Hier soir, toute la maisonnée est allée chez les Zinoviev. Tandis que Liovotchka faisait un tour de promenade, j’ai passé la soirée seule à lire la Vie éternelle que j’avais abandonnée. La définition de Dieu me déplaît, car elle renferme quelque chose de matériel : « Dieu est la vie éternelle et universelle dans l’infini du temps et dans l’infini de l’espace ; dans tous les siècles comme dans chaque instant ; dans tous les mondes comme dans chaque atome1. » C’est là une conception panthéiste de la divinité. Mais où est le Dieu esprit, ce Dieu d’amour et de bonté que je prie ?
Liovotchka écrit et Macha Kouzminskaïa copie pour lui. Ce serait intéressant de savoir ce qu’il écrit et comment il écrit, mais je crains de nuire au travail en demandant à le lire ou seulement en y faisant allusion.

29 juin.


Journées paisibles, heureuses, sans hôtes, sans événements, sans joies comme aussi sans chagrins. Pourtant chacun des petits a eu la fièvre durant vingt-quatre heures. Aujourd’hui sont arrivés Répine et Kousminskii.
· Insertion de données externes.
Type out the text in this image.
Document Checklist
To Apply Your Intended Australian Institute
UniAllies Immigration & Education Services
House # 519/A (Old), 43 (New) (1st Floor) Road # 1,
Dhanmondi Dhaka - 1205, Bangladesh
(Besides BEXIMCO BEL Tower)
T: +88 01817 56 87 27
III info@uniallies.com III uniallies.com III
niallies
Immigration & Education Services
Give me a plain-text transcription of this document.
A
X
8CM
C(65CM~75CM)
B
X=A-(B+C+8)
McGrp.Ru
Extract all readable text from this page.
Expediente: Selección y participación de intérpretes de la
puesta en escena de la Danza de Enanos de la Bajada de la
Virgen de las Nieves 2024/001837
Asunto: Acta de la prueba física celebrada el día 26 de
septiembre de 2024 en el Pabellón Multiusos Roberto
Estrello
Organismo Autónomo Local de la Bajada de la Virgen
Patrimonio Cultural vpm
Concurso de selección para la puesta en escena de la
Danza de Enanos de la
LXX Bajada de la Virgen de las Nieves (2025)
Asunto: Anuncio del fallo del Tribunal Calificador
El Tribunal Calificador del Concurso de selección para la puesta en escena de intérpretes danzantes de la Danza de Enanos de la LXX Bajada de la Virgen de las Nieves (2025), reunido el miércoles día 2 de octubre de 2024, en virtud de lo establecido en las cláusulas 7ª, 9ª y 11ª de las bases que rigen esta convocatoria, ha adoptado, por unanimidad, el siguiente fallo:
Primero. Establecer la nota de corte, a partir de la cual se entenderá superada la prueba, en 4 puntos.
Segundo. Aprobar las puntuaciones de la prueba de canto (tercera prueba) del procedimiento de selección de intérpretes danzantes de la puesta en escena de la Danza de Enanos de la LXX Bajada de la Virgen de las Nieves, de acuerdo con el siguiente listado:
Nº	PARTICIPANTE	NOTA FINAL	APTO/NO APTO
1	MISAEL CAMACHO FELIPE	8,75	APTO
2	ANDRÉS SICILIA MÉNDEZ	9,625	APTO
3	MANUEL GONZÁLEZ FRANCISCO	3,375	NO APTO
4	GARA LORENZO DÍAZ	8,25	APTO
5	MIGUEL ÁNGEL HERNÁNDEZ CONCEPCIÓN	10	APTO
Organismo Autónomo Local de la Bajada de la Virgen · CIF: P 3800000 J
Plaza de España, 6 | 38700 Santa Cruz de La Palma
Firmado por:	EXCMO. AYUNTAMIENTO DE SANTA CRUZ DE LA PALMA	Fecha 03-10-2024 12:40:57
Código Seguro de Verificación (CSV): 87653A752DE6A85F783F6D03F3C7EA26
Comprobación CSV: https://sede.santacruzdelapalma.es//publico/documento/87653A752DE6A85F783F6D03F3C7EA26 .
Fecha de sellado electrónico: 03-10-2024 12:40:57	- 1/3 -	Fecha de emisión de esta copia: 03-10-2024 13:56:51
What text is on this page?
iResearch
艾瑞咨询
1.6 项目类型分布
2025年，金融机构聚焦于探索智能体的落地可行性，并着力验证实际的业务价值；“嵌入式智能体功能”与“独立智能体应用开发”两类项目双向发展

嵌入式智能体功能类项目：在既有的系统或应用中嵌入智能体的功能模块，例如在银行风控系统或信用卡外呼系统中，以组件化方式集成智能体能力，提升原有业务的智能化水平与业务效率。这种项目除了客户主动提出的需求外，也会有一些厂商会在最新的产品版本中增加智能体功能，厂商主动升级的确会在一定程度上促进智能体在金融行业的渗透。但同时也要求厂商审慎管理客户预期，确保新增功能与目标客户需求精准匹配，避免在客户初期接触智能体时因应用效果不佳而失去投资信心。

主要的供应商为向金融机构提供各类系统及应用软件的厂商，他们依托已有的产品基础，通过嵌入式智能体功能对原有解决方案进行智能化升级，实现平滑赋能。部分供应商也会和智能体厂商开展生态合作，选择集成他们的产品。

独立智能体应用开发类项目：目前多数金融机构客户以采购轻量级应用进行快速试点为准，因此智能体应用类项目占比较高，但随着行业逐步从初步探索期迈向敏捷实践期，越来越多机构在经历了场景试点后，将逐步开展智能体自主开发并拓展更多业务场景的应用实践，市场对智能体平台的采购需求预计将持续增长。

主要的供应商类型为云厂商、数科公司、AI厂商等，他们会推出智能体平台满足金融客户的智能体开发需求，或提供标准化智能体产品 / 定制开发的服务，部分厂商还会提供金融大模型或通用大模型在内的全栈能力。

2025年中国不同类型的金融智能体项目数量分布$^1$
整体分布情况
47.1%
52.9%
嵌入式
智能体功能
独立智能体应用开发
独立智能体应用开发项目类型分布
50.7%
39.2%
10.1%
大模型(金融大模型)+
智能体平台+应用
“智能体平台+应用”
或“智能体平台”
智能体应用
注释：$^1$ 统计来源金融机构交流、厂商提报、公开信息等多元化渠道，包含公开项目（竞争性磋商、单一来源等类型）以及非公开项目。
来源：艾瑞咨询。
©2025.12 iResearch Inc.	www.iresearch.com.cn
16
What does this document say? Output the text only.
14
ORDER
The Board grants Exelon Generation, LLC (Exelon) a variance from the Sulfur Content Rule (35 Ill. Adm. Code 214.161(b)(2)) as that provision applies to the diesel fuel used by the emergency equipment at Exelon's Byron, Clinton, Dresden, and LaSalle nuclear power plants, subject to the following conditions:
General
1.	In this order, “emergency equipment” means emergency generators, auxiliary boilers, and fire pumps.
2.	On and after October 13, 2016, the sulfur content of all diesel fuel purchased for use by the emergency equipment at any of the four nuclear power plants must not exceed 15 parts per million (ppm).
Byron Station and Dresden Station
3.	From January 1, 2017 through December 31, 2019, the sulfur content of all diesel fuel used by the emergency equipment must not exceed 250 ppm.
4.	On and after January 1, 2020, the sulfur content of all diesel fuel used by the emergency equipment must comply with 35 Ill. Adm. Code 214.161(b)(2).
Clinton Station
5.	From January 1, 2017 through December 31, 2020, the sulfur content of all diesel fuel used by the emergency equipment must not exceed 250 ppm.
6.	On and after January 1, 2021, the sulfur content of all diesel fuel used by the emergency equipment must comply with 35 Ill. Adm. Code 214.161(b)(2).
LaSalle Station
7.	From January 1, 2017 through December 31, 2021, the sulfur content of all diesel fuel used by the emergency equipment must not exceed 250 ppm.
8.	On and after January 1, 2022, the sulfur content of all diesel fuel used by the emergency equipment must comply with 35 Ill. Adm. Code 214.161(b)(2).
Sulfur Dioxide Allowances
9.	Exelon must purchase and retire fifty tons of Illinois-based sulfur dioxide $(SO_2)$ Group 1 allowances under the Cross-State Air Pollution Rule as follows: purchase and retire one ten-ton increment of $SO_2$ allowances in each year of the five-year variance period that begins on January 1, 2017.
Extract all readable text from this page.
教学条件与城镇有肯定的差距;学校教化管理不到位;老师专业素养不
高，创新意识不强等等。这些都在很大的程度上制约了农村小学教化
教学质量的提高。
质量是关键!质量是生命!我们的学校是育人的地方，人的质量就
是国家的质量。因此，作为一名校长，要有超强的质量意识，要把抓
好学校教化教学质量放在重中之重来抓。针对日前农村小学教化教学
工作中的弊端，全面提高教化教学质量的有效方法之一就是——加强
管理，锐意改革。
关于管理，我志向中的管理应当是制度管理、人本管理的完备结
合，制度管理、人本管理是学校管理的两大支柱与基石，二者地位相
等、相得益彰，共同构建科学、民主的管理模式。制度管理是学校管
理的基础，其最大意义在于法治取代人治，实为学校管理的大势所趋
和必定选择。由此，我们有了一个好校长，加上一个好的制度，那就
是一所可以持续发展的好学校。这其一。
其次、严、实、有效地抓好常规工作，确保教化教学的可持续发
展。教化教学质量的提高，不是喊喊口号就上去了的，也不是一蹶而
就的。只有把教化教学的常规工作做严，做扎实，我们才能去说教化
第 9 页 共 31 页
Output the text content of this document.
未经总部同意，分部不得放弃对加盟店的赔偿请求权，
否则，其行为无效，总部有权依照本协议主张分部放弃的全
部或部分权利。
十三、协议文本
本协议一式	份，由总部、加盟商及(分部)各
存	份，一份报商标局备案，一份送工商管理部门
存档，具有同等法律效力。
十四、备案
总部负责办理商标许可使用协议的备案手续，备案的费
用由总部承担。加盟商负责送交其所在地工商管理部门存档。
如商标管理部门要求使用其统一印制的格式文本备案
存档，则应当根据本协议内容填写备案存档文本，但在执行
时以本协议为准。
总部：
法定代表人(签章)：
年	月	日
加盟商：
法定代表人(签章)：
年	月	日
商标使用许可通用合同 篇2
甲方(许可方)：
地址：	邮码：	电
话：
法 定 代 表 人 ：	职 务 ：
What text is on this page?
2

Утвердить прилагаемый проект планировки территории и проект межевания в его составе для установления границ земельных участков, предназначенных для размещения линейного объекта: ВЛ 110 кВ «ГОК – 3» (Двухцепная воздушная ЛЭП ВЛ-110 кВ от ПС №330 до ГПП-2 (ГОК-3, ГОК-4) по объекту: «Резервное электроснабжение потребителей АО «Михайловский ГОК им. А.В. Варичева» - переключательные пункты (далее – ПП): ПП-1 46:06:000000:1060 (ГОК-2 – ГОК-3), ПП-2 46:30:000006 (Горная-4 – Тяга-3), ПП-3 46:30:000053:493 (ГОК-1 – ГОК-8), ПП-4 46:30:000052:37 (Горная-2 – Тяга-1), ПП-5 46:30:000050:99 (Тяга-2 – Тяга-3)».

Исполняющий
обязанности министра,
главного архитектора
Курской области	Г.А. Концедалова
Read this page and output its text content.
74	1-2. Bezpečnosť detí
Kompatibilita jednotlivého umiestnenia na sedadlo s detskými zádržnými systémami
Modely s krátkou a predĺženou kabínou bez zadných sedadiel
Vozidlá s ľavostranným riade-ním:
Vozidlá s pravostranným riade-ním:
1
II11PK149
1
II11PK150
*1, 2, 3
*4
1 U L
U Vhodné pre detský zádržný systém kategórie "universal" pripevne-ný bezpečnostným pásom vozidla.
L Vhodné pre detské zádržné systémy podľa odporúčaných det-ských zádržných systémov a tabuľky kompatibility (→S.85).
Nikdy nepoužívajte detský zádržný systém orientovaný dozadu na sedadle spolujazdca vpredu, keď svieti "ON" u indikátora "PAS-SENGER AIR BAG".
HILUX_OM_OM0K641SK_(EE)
Après déjeuner, j’ai emmené promener Sacha et Vania, car niania est à Soudakov chez sa mère et Lydia, qui est fatiguée, garde la maison. Répine nous a accompagnés. Nous nous sommes assis dans la pépinière pour reprendre haleine et Répine a croqué notre groupe dans un album. Ce n’est pas ressemblant, mais assez pittoresque. Journée claire, magnifique ! Les enfants ont cueilli beaucoup de fleurs et de baies. Nous avons parlé de choses intéressantes. Répine est certainement un homme que la vie a brisé.
Tania, accompagnée de Lénotchka, est partie chez Serge dont c’est l’anniversaire de naissance. Elle rentrera sans doute demain.
Répine se propose de faire quelques esquisses ; il veut dessiner Liovotchka dans son bureau de travail.
Nous attendons mardi Aleksandra Andréevna.


1. Cette définition de Dieu est en français dans le texte.